No duerme la siesta, tampoco durmió anoche, comida por los nervios e infinidad de pensamientos que se cruzaban en un duermevela caótico. El porro la tranquiliza. Apenas en una hora, sobre las cuatro de la tarde, la llamarán a Comunicaciones. Aún no las tiene consigo, y la excitación que debería de sentir, la ha abandonado días atrás, desde el instante en que tuvo noticias del dichoso Vis-vis. En su lugar aparecieron los nervios y las dudas que no la han dejado hasta el momento presente.
Comienza a vestirse. Todo se encuentra sobre su cama, la litera de arriba, colgando por el lateral, para que ella, con su estatura andina, pueda verlo y combinar las prendas sin problema. Se quita la bata y permanece ahí, frente a la litera, desnuda. Ve como Cesárea, tumbada como la maja de Goya, la observa. Intercambian una mirada. La de Elisabeth María, de duda, la de Cesárea, no la identifica, quizá de deseo o de pena.
Toma los cucos de encaje que ella guarda para alguna ocasión especial y se los ajusta, con cuidado para no perder el equilibrio. Después se encaja el sujetador negro, prestado por su compañera, como puede, colocando primero su pecho izquierdo, después el derecho en las cazuelas. Quedan algo sueltos, aunque imperceptible a una mirada novata; Cesárea los tienes más voluminosos que los suyos.
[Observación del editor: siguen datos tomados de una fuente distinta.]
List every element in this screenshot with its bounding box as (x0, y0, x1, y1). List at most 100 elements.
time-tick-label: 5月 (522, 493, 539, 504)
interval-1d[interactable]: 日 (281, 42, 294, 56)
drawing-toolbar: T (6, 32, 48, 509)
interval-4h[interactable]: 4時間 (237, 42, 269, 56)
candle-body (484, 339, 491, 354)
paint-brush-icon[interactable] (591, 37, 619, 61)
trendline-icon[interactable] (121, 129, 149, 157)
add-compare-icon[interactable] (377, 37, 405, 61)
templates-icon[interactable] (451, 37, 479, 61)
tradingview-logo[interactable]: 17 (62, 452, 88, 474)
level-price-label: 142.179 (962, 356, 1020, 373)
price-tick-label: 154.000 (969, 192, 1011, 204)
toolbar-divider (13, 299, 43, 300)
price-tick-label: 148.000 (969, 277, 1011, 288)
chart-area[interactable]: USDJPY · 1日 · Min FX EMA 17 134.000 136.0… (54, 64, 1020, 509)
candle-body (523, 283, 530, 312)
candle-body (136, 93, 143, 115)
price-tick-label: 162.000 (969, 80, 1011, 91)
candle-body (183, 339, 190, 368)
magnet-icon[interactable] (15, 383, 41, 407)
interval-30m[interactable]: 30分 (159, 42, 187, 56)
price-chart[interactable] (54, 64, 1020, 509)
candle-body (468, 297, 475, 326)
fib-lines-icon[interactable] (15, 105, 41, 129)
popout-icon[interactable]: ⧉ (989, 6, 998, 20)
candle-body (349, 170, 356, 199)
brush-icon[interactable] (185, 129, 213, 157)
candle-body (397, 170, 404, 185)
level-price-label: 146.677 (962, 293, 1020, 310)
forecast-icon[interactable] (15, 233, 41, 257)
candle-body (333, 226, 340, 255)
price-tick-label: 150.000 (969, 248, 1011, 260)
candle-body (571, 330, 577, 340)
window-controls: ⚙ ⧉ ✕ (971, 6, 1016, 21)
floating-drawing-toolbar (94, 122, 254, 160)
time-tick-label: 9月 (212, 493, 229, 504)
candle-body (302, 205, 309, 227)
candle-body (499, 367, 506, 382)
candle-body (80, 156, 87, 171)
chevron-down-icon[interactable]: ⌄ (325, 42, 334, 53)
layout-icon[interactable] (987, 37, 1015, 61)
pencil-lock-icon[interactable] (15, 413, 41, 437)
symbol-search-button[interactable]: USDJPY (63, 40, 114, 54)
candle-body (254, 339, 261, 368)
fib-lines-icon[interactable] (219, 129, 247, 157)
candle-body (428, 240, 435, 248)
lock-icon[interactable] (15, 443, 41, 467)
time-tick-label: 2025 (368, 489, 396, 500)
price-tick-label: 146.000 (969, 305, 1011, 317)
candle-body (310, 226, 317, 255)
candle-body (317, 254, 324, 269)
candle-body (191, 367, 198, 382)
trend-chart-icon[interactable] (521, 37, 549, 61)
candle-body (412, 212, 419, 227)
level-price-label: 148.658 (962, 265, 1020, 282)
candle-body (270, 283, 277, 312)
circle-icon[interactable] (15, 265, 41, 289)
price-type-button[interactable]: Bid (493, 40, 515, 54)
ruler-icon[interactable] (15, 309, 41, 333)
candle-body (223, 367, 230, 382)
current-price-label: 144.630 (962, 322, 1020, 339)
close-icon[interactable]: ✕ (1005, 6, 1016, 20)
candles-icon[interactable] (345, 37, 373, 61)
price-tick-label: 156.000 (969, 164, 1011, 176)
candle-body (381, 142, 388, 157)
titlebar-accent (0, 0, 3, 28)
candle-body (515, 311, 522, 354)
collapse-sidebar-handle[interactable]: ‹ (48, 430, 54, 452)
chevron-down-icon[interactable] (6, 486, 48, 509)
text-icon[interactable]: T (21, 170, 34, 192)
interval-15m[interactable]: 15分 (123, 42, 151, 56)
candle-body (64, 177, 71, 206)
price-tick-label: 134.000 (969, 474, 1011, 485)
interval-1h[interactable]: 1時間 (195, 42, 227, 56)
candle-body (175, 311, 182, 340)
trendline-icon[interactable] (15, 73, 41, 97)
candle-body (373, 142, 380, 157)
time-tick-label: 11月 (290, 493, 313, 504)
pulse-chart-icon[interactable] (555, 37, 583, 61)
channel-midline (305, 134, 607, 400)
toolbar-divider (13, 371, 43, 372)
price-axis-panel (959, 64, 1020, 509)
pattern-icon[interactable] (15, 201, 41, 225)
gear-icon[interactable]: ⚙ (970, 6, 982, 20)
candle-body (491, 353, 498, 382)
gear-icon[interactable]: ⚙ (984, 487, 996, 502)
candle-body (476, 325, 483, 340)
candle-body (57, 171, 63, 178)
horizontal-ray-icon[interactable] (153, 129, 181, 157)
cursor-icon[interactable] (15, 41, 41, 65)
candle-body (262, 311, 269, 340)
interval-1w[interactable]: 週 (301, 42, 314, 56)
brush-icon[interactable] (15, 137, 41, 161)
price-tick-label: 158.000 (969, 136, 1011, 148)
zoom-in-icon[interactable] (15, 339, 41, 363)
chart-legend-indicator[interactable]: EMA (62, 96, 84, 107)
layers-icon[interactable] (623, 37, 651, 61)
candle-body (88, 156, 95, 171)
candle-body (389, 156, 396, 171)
Se sienta en la silla e introduce la pierna por una de la medias hasta el muslo. Repasa el trabajo varias veces deslizando ambas manos sobre la lycra; después realiza un proceso idéntico con la otra. Se coloca la camisa, mientras la abotona frente el pequeño espejo de plástico colocado sobre el lavamanos. Toma la falda de la cama y se la ajusta a la cintura; algo corta, piensa, mientras calcula lo dos palmos de distancia que hay entre el borde de la falda y su rodilla. Cesárea sonríe y le dice, corta chica, bien cortica.